Yah, but now you’re just sexing it up! Why must the pursuit of knowledge be any more than it already is?

Rigil

(Still carrying the metaphor…)

Perhaps you’re looking at it from the wrong angle.

So, you assemble all the people you know who like to count pollen under a microscope. All 10 of them.

Then you assemble everyone who log into a killer bee game every night, regardless of it’s scientific merit. All 1 million of them.

Now you change the killer bee game so that, as part of playing the game the 1m people are already going to be playing anyway, you end up with the total pollen count.

IOW: You’ve just increased the number of people counting pollen by orders of magnitude. The fact is, those people would rather play a killer bee game than go outside and collect pollen samples.

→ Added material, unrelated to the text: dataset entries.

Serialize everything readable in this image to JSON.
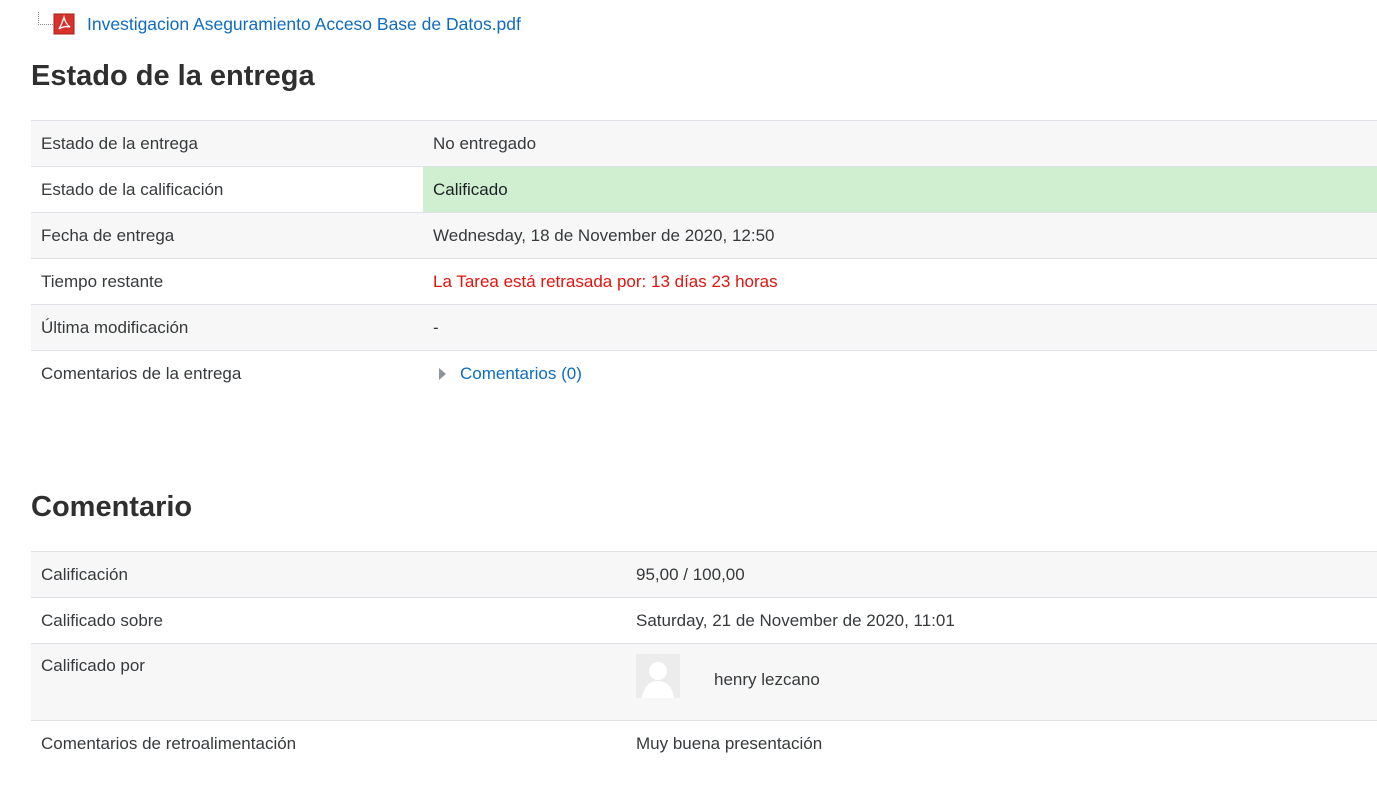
{
  "attachment": {
    "filename": "Investigacion Aseguramiento Acceso Base de Datos.pdf",
    "icon": "pdf-file-icon"
  },
  "submission_status": {
    "heading": "Estado de la entrega",
    "rows": [
      {
        "label": "Estado de la entrega",
        "value": "No entregado"
      },
      {
        "label": "Estado de la calificación",
        "value": "Calificado"
      },
      {
        "label": "Fecha de entrega",
        "value": "Wednesday, 18 de November de 2020, 12:50"
      },
      {
        "label": "Tiempo restante",
        "value": "La Tarea está retrasada por: 13 días 23 horas"
      },
      {
        "label": "Última modificación",
        "value": "-"
      },
      {
        "label": "Comentarios de la entrega",
        "value": "Comentarios (0)"
      }
    ]
  },
  "feedback": {
    "heading": "Comentario",
    "rows": [
      {
        "label": "Calificación",
        "value": "95,00 / 100,00"
      },
      {
        "label": "Calificado sobre",
        "value": "Saturday, 21 de November de 2020, 11:01"
      },
      {
        "label": "Calificado por",
        "value": "henry lezcano"
      },
      {
        "label": "Comentarios de retroalimentación",
        "value": "Muy buena presentación"
      }
    ]
  },
  "colors": {
    "link": "#0f6cbf",
    "graded_bg": "#cfefd0",
    "overdue_text": "#e3140f"
  }
}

I must admit that I just don’t see the point in spending hours ferreting out the detailed workings of a virtual world.* But clearly there is a market for everything.

Rigil

  • Besides, hasn’t theology beaten you to it by several centuries? :stuck_out_tongue:

Time enjoyed wasted, is not wasted time - unknown

Some of us collect butterflies, some of us watch TV, some of us work on our bikes, some of us conquer galaxies. Poetayto Poetaato.

No you’re not. You’re typing in your cubicle. :stuck_out_tongue: :wink:

No doubt games have their place as a source of entertainment, and clearly some are more popular than others. I expect a science video game to be a bit like those card or domino games that come free with your new computer: quite possible to do, very realistic, but of dubious entertainment value simply because the real thing is so easily accessible.

Rigil
(International phantacy slayer)

Or even just watching birds or trying to identify plants in a field of weeds. I’m an enthusiastic amateur scientist. I well remember the day when I used my bathtub to test the notion that water spirals out of it in different directions depending on the hemisphere you are in. Debunked that theory in ten minutes. :slight_smile:

I actually remain perplexed at how easily people believe things that they can very easily test without any expensive equipment…

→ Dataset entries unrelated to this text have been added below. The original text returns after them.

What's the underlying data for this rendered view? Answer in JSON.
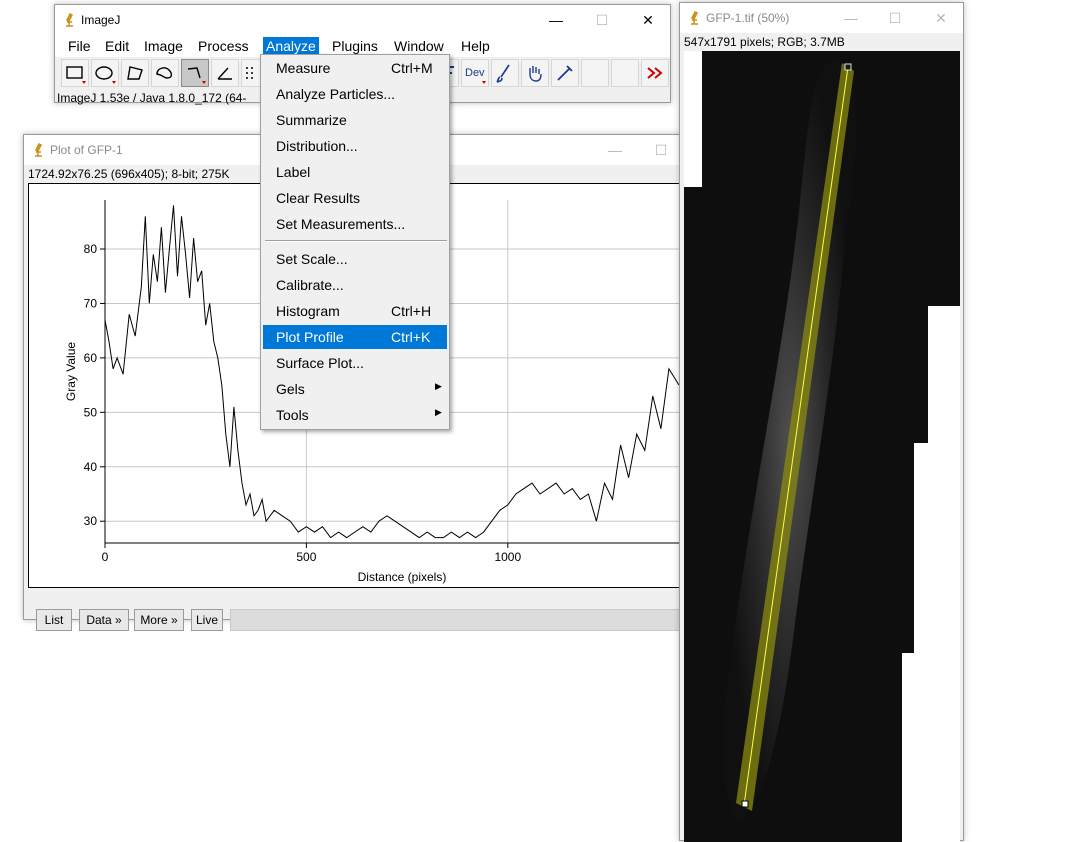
{
  "imagej": {
    "title": "ImageJ",
    "menus": [
      "File",
      "Edit",
      "Image",
      "Process",
      "Analyze",
      "Plugins",
      "Window",
      "Help"
    ],
    "active_menu": "Analyze",
    "status": "ImageJ 1.53e / Java 1.8.0_172 (64-",
    "dev_label": "Dev"
  },
  "analyze_menu": {
    "items": [
      {
        "label": "Measure",
        "shortcut": "Ctrl+M"
      },
      {
        "label": "Analyze Particles...",
        "shortcut": ""
      },
      {
        "label": "Summarize",
        "shortcut": ""
      },
      {
        "label": "Distribution...",
        "shortcut": ""
      },
      {
        "label": "Label",
        "shortcut": ""
      },
      {
        "label": "Clear Results",
        "shortcut": ""
      },
      {
        "label": "Set Measurements...",
        "shortcut": ""
      },
      {
        "label": "Set Scale...",
        "shortcut": ""
      },
      {
        "label": "Calibrate...",
        "shortcut": ""
      },
      {
        "label": "Histogram",
        "shortcut": "Ctrl+H"
      },
      {
        "label": "Plot Profile",
        "shortcut": "Ctrl+K",
        "highlighted": true
      },
      {
        "label": "Surface Plot...",
        "shortcut": ""
      },
      {
        "label": "Gels",
        "submenu": true
      },
      {
        "label": "Tools",
        "submenu": true
      }
    ]
  },
  "plot_window": {
    "title": "Plot of GFP-1",
    "info": "1724.92x76.25   (696x405); 8-bit; 275K",
    "buttons": [
      "List",
      "Data »",
      "More »",
      "Live"
    ]
  },
  "chart_data": {
    "type": "line",
    "title": "",
    "xlabel": "Distance (pixels)",
    "ylabel": "Gray Value",
    "xlim": [
      0,
      1425
    ],
    "ylim": [
      26,
      89
    ],
    "xticks": [
      0,
      500,
      1000
    ],
    "yticks": [
      30,
      40,
      50,
      60,
      70,
      80
    ],
    "grid": true,
    "series": [
      {
        "x": [
          0,
          10,
          20,
          30,
          45,
          60,
          75,
          90,
          100,
          110,
          120,
          130,
          140,
          150,
          160,
          170,
          180,
          190,
          200,
          210,
          220,
          230,
          240,
          250,
          260,
          270,
          280,
          290,
          300,
          310,
          320,
          330,
          340,
          350,
          360,
          370,
          380,
          390,
          400,
          420,
          440,
          460,
          480,
          500,
          520,
          540,
          560,
          580,
          600,
          620,
          640,
          660,
          680,
          700,
          720,
          740,
          760,
          780,
          800,
          820,
          840,
          860,
          880,
          900,
          920,
          940,
          960,
          980,
          1000,
          1020,
          1040,
          1060,
          1080,
          1100,
          1120,
          1140,
          1160,
          1180,
          1200,
          1220,
          1240,
          1260,
          1280,
          1300,
          1320,
          1340,
          1360,
          1380,
          1400,
          1425
        ],
        "y": [
          67,
          63,
          58,
          60,
          57,
          68,
          64,
          73,
          86,
          70,
          79,
          74,
          84,
          72,
          80,
          88,
          75,
          86,
          79,
          71,
          82,
          74,
          76,
          66,
          70,
          63,
          60,
          55,
          46,
          40,
          51,
          43,
          37,
          33,
          35,
          31,
          32,
          34,
          30,
          32,
          31,
          30,
          28,
          29,
          28,
          29,
          27,
          28,
          27,
          28,
          29,
          28,
          30,
          31,
          30,
          29,
          28,
          27,
          28,
          27,
          27,
          28,
          27,
          28,
          27,
          28,
          30,
          32,
          33,
          35,
          36,
          37,
          35,
          36,
          37,
          35,
          36,
          34,
          35,
          30,
          37,
          34,
          44,
          38,
          46,
          43,
          53,
          47,
          58,
          55
        ]
      }
    ]
  },
  "gfp_window": {
    "title": "GFP-1.tif (50%)",
    "info": "547x1791 pixels; RGB; 3.7MB"
  }
}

Maybe you have some sort of FTL drive I wasn’t aware of yet. :wink:

Yeah, I remember writing a small TSR program in assembly that just used up clock cycles to slow the machine down. The drawback was that the only way to speed it up again was to reboot…

Fair enough, science fiction is not readily accessible. 8)

R.

I remember that problem, and a clever solution to the problem I just got better games to play.